With Amanda, I was finally having fun. And it wasn’t as if I’d consciously decided to stop worrying. She put me at ease, and my desire to enjoy my time with her superseded all the fears that usually rattled around in my head. She was the only person I’d ever met who made me feel calm and confident, like one of the guys in the Ocean s Eleven movies (and not just the little curly-haired guy who’s there because he’s good with numbers). And as I headed out of the park six hours later, as the sun was setting, I knew I wanted to marry Amanda. I also knew I’d better go before the security guard in the park decided this guy roaming the park aimlessly was some kind of schizophrenic or pedophile.

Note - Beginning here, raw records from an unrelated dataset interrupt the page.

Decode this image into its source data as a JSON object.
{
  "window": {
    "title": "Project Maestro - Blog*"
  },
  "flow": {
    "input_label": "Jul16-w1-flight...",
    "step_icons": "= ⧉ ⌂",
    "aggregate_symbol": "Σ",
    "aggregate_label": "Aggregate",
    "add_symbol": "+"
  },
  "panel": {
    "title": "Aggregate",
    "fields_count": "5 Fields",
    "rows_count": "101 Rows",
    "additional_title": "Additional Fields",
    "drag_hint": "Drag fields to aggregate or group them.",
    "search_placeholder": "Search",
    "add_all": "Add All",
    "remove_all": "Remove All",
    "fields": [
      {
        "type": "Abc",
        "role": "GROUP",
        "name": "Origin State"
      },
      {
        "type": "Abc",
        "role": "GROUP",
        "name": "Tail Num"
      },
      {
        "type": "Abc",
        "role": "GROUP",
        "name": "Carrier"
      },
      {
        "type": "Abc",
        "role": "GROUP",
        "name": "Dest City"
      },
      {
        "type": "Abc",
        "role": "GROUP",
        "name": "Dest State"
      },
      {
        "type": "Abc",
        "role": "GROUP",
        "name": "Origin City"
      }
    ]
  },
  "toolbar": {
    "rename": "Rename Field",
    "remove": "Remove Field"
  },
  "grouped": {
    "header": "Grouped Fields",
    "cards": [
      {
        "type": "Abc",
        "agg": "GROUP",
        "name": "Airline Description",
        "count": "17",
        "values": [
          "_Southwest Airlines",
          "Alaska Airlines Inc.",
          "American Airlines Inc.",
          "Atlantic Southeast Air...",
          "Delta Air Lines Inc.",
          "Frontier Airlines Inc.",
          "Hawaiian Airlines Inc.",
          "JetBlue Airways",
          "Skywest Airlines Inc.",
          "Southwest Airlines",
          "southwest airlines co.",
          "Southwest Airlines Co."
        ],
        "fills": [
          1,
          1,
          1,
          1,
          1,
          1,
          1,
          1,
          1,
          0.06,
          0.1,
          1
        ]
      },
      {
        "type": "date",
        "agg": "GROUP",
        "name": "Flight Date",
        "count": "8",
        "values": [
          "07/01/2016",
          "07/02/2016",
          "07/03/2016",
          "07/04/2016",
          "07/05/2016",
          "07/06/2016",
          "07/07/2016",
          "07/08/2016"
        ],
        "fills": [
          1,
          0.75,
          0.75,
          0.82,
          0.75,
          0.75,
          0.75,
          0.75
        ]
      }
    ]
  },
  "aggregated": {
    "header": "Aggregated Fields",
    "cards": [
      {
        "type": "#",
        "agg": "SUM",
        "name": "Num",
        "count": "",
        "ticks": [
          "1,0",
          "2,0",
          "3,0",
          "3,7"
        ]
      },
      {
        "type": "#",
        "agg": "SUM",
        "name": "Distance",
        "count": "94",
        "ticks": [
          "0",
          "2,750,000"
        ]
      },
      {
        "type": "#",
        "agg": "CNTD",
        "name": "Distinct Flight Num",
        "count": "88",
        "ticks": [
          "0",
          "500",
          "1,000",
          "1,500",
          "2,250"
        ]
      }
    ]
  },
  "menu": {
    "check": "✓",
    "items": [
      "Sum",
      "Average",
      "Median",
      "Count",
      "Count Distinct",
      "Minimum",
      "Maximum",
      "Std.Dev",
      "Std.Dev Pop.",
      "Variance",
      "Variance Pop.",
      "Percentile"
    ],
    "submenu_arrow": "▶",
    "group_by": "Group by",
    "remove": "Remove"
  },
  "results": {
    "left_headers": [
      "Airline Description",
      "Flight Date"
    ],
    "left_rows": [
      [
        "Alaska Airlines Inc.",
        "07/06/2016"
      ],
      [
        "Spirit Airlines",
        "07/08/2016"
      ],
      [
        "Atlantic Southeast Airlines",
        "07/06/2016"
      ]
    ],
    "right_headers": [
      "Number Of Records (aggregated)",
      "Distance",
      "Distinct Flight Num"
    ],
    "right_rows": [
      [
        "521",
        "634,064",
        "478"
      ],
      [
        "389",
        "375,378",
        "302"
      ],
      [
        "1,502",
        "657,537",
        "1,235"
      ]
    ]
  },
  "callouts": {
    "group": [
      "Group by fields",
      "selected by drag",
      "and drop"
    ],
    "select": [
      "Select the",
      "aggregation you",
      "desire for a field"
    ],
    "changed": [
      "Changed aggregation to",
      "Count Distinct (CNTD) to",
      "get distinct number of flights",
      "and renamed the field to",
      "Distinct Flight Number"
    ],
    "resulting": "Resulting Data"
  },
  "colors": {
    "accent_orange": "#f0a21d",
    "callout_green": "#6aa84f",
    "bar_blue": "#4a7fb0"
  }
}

Amanda was visiting San Francisco that weekend, and I’d arranged to surprise her on Sunday at a brunch spot in the Mission district called Foreign Cinema, where I would pop the question. In order to make my 10:30 A.M. reservation in San Francisco, I had booked a seven o’clock flight from San Diego, which meant I had to wake up at five. That night, I plugged in my cell phone to charge it, then set two alarms on it, one for 5:00 and one for 5:10, just in case I slept through the first one. Then I hit the sack.
When I woke up in the middle of the night to use the bathroom, I discovered that the power had gone out. I scrambled around in the dark and grabbed my cell. It was shortly after 1 A.M. and my phone only had one bar of battery left. I had to go someplace where I could charge my phone and be sure my alarm would wake me up. I got out of bed, grabbed the ring box off my dresser, threw on the dress pants and pale blue button-down shirt I’d laid out the night before, and headed out the door.
Twenty minutes later, I pulled into my parents’ driveway. I walked up the narrow path to their front door as quietly as I could, slid my key into the lock, and gingerly opened the door. It was pitch-black inside. I made an immediate right into the living room with my hands in front of me to avoid bumping into anything.
“You better be fucking related to me,” I heard my dad say from somewhere in the room.
“It’s me! It’s Justin!” I said, my heart leaping into my throat.
Suddenly a lamp went on. My dad was sitting in his recliner, wearing his casual sweats (gray, no action stripes), holding a mug filled with a steaming hot toddy I could smell across the room.
“Sorry. I didn’t know anybody was awake,” I said.
“Do you realize I’m a crazy son of a bitch who owns a shotgun and hates shadowy figures walking around in his fucking home?”
“I’m sorry. I figured everyone was sleeping. I was trying not to wake anybody up.”
“Well, what the hell are you doing here, son?”
I explained to him about the power going out, and needing to charge my cell phone so my alarm would go off so I’d wake up in time for the flight to San Francisco so I could get to the Mission and—
“All right, all right, I don’t need you to perform a fucking monologue,” he said. “Crash on the couch, charge your phone, set your alarm, and I’ll make sure you’re up in time and give you a lift to the airport.” He took a final sip of his hot toddy and sauntered down the hallway to his bedroom. I plugged my phone into the nearest outlet, removed my pants and shirt so as not to wrinkle them, lay down on the couch, shut my eyes, and fell asleep.